Ему нравилось, что ее не собьешь.
— А именно?
Она вздохнула.
— Ну, типичный случай: давно умер, цвет кожи — белый, пол — мужской. Папа Хэм. Восхваление брутальности. Затянувшееся детство. Мальчишки с игрушками.
Она демонстративно посмотрела на Киллера; тот так же демонстративно прицелился и застрелил ее.
— Хорошо. Теперь читайте рассказ. — И, чтобы она не обиделась, добавил: — Душегуб.
На следующей неделе он для начала поведал им о клоне Хемингуэя с греческого острова; потом о Швейцарских Альпах, где его спросили, не сравнивает ли он Хемингуэя с Сибелиусом. Но это не нашло практически никакого отклика, то ли потому, что имя Сибелиуса ничего им не говорило, то ли потому — и это более вероятно, — что он объяснил недостаточно доходчиво. Ладно, теперь им слово.

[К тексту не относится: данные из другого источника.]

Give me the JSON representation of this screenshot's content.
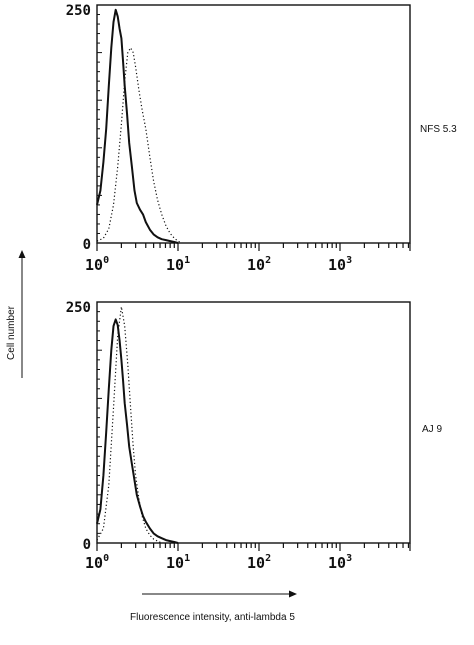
{
  "chart_data": [
    {
      "type": "line",
      "panel_label": "NFS 5.3",
      "ylim": [
        0,
        250
      ],
      "x_scale": "log",
      "xlim": [
        1,
        10000
      ],
      "y_ticks": [
        "250",
        "0"
      ],
      "x_ticks": [
        {
          "base": "10",
          "exp": "0"
        },
        {
          "base": "10",
          "exp": "1"
        },
        {
          "base": "10",
          "exp": "2"
        },
        {
          "base": "10",
          "exp": "3"
        }
      ],
      "series": [
        {
          "style": "solid",
          "x": [
            1.0,
            1.1,
            1.2,
            1.3,
            1.4,
            1.5,
            1.6,
            1.7,
            1.8,
            1.9,
            2.0,
            2.1,
            2.2,
            2.35,
            2.5,
            2.7,
            2.9,
            3.1,
            3.4,
            3.7,
            4.0,
            4.5,
            5.0,
            5.6,
            6.3,
            7.1,
            8.0,
            9.0,
            10.0
          ],
          "values": [
            40,
            55,
            85,
            120,
            165,
            205,
            232,
            245,
            238,
            225,
            215,
            190,
            165,
            135,
            105,
            80,
            55,
            42,
            35,
            30,
            22,
            14,
            9,
            6,
            4,
            3,
            2,
            1,
            0
          ]
        },
        {
          "style": "dotted",
          "x": [
            1.0,
            1.2,
            1.4,
            1.6,
            1.8,
            2.0,
            2.2,
            2.4,
            2.6,
            2.8,
            3.0,
            3.3,
            3.6,
            4.0,
            4.5,
            5.0,
            5.6,
            6.3,
            7.1,
            8.0,
            9.0,
            10.0,
            11.2
          ],
          "values": [
            2,
            5,
            15,
            40,
            80,
            125,
            170,
            200,
            205,
            200,
            185,
            160,
            140,
            120,
            90,
            65,
            45,
            30,
            18,
            10,
            5,
            2,
            0
          ]
        }
      ]
    },
    {
      "type": "line",
      "panel_label": "AJ 9",
      "ylim": [
        0,
        250
      ],
      "x_scale": "log",
      "xlim": [
        1,
        10000
      ],
      "y_ticks": [
        "250",
        "0"
      ],
      "x_ticks": [
        {
          "base": "10",
          "exp": "0"
        },
        {
          "base": "10",
          "exp": "1"
        },
        {
          "base": "10",
          "exp": "2"
        },
        {
          "base": "10",
          "exp": "3"
        }
      ],
      "series": [
        {
          "style": "solid",
          "x": [
            1.0,
            1.1,
            1.2,
            1.3,
            1.4,
            1.5,
            1.6,
            1.7,
            1.8,
            1.9,
            2.0,
            2.1,
            2.2,
            2.35,
            2.5,
            2.7,
            2.9,
            3.1,
            3.4,
            3.7,
            4.0,
            4.5,
            5.0,
            5.6,
            6.3,
            7.1,
            8.0,
            9.0,
            10.0
          ],
          "values": [
            20,
            35,
            70,
            115,
            160,
            200,
            225,
            232,
            226,
            210,
            190,
            168,
            145,
            122,
            100,
            82,
            65,
            50,
            38,
            28,
            22,
            15,
            10,
            7,
            5,
            3,
            2,
            1,
            0
          ]
        },
        {
          "style": "dotted",
          "x": [
            1.0,
            1.2,
            1.4,
            1.6,
            1.8,
            2.0,
            2.2,
            2.4,
            2.6,
            2.8,
            3.0,
            3.3,
            3.6,
            4.0,
            4.5,
            5.0,
            5.6,
            6.3
          ],
          "values": [
            3,
            15,
            60,
            140,
            215,
            245,
            225,
            185,
            140,
            100,
            70,
            45,
            28,
            15,
            8,
            4,
            2,
            0
          ]
        }
      ]
    }
  ],
  "ylabel": "Cell number",
  "xlabel": "Fluorescence intensity, anti-lambda 5",
  "colors": {
    "ink": "#111111",
    "background": "#ffffff"
  }
}
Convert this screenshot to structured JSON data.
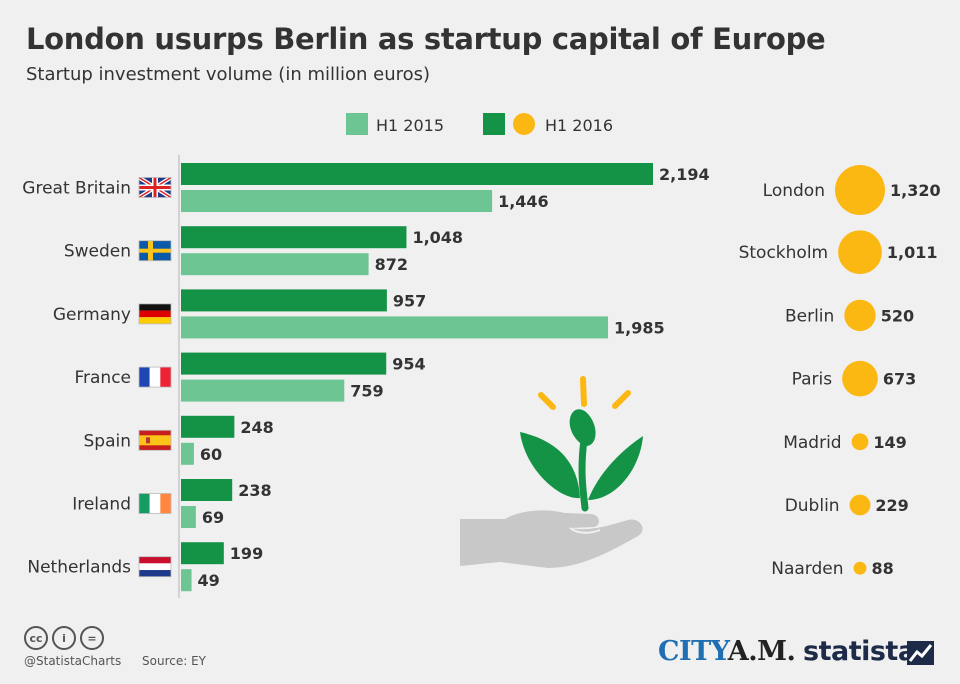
{
  "header": {
    "title": "London usurps Berlin as startup capital of Europe",
    "subtitle": "Startup investment volume (in million euros)"
  },
  "legend": {
    "item_2015": "H1 2015",
    "item_2016": "H1 2016"
  },
  "colors": {
    "h1_2016": "#149346",
    "h1_2015": "#6cc592",
    "city_bubble": "#fbb813",
    "text": "#333333",
    "axis": "#c8c8c8"
  },
  "chart_data": [
    {
      "type": "bar",
      "orientation": "horizontal",
      "categories": [
        "Great Britain",
        "Sweden",
        "Germany",
        "France",
        "Spain",
        "Ireland",
        "Netherlands"
      ],
      "series": [
        {
          "name": "H1 2016",
          "values": [
            2194,
            1048,
            957,
            954,
            248,
            238,
            199
          ],
          "labels": [
            "2,194",
            "1,048",
            "957",
            "954",
            "248",
            "238",
            "199"
          ]
        },
        {
          "name": "H1 2015",
          "values": [
            1446,
            872,
            1985,
            759,
            60,
            69,
            49
          ],
          "labels": [
            "1,446",
            "872",
            "1,985",
            "759",
            "60",
            "69",
            "49"
          ]
        }
      ]
    },
    {
      "type": "scatter",
      "subtype": "bubble",
      "series": [
        {
          "name": "H1 2016",
          "categories": [
            "London",
            "Stockholm",
            "Berlin",
            "Paris",
            "Madrid",
            "Dublin",
            "Naarden"
          ],
          "values": [
            1320,
            1011,
            520,
            673,
            149,
            229,
            88
          ],
          "labels": [
            "1,320",
            "1,011",
            "520",
            "673",
            "149",
            "229",
            "88"
          ]
        }
      ]
    }
  ],
  "flags": [
    "gb-flag-icon",
    "se-flag-icon",
    "de-flag-icon",
    "fr-flag-icon",
    "es-flag-icon",
    "ie-flag-icon",
    "nl-flag-icon"
  ],
  "illustration": "seedling-in-hand-icon",
  "footer": {
    "handle": "@StatistaCharts",
    "source": "Source: EY",
    "cc_icons": [
      "cc",
      "i",
      "="
    ],
    "brand_1a": "CITY",
    "brand_1b": "A.M.",
    "brand_2": "statista"
  }
}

Его огорчало, что группа так быстро разделилась по половому признаку. Стив, испытывавший настоящую фобию к наречиям, одобрил экономию стилистических средств у Хемингуэя; Майк, чьи формальные ухищрения зачастую скрывали скудость содержания, одобрил композицию; Киллер — как видно, разочарованный отсутствием перестрелок, — сказал, что рассказец неплохой, но как-то не втыкает. Линда завелась насчет мужского взгляда и отметила, что Хемингуэй не дает кельнершам имена; Джулианна сочла, что текст грешит повторами. Кейт, на которую были все его надежды, попыталась найти что-нибудь достойное похвалы, но даже она закончила со скучающим видом:
— Я просто не понимаю, что он хочет этим сказать.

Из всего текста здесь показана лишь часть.